Dünyada ilk gönüllü sağlık hizmeti belki de Hz. İsa ile başlamıştır. İnsanlık tarihi boyunca devam edegelen bu sağlık serüveni çok değişik politik, siyasi, ekonomik ve kültürel mecralardan akarak günümüze kadar ulaştı. Zamanla ülkeler arasında sınırlar oluştu ama sağlığın sınır tanımadığı çok geçmeden anlaşıldı. Kendi ellerimizle yol açtığımız küresel ısınma nasıl hepimizin sağlığını tehdit ediyorsa, başka bir ülkedeki epidemik virüs de bizim için aynı şekilde tehlikeliydi. Bu noktada biz de sınırları aşan bir sağlık anlayışı yani küresel, dünyasal sağlık belki de “yurtta sağlık dünyada sağlık” modelini geliştirmek durumundaydık…

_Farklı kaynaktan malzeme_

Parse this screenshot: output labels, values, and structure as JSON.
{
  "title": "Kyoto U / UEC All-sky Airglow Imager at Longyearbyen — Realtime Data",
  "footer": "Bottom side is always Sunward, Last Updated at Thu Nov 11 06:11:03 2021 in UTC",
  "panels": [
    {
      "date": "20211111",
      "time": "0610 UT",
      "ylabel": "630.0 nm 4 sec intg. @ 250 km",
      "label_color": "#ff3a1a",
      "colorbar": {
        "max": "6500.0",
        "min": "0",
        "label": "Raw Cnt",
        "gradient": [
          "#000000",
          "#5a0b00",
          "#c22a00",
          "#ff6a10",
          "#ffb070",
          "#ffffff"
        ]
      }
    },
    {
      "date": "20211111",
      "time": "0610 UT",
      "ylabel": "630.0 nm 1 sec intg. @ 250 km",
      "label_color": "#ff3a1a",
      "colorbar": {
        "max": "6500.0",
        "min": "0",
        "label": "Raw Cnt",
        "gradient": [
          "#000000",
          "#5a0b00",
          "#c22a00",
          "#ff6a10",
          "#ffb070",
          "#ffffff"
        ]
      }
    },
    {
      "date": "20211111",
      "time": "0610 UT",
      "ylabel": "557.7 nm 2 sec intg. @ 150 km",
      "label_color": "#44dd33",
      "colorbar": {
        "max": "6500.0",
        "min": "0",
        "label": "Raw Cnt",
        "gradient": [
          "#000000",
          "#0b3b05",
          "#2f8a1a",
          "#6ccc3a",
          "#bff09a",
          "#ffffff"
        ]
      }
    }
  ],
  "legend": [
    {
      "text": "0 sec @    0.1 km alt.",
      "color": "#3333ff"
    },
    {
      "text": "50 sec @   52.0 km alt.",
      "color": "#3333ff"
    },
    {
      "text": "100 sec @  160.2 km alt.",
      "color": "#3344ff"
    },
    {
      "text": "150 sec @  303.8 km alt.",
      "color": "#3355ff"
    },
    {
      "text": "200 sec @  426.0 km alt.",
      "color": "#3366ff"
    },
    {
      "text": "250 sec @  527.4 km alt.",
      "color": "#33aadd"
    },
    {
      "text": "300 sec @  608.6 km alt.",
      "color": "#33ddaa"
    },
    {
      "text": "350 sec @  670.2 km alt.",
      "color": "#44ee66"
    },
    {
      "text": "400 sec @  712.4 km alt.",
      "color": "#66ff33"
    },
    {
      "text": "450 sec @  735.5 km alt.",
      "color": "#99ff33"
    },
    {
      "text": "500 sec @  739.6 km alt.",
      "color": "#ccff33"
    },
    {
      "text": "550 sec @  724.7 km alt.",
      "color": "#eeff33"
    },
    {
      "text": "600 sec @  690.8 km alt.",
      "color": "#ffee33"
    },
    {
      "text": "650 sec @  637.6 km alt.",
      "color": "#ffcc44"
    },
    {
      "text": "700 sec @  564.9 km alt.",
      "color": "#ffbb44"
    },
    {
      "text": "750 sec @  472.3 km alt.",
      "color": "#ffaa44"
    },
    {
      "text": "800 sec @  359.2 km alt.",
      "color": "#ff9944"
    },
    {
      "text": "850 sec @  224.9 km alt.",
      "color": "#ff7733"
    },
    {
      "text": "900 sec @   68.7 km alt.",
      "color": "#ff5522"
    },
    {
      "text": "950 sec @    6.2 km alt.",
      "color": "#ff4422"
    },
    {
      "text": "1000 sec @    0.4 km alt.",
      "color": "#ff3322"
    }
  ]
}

Türkiye son yıllarda sağlık alanında girişimci faaliyetlerini artırmıştır. Bu faaliyetleri; sağlık turizmi ve yurtdışı sağlık hareketleri olarak iki başlıkta toplayabiliriz. Sağlık turizmi ile dünyanın her yerinden hastaların, cazip teklifler ve fırsatlarla ülkedeki modern hastane komplekslerinde tedavilerinin yapılması mümkün olmaktadır. Yurtdışı sağlık hareketlerinin küçük bir kısmını, özel olarak seyahat eden tıbbi ekibin operasyonlarını hastanın bulunduğu ülkede gerçekleştirmesi oluştururken, büyük bir kısmını gönüllülük ilkesiyle yola çıkan kişilerin ve kuruluşların faaliyetleri oluşturur. Gönüllü kişilerin ve kuruluşların çalışmalarını yoğunlaştırdığı afet hali dışında, yoksul ve kötü koşullara sahip bölgeler genellikle Müslüman nüfusun fazla olduğu yerlerdir. Türkiye’de “Müslüman sağlık hareketi” olarak eleştirilen bu faaliyetler, biyo-psiko sosyoekonomik ve insan hakları açısından olmazsa olmazların bir sonucudur. Zor şartlara ve sorunlara sahip bu ülkelerin ya da toplulukların sağlık politikalarına katkıda bulunmak, yardımlaşma ve paylaşma zemini oluşturmak önemlidir. Bu amacın gerçekleşmesine yönelik ülke kalkındırma politikaları, ülkelerarası işbirliği programları sayesinde aydınlanma, farkındalık ve harekete geçme ile küresel sağlık alanında ilerleme sağlanabilmektedir. Küresel sağlık anlayışı; özellikle sağlığı koruma, hastalıkların önlemesi, tedavisi ve rehabilitasyon alanına katkı sunan tüm faaliyetleri kapsar, kapsamalıdır.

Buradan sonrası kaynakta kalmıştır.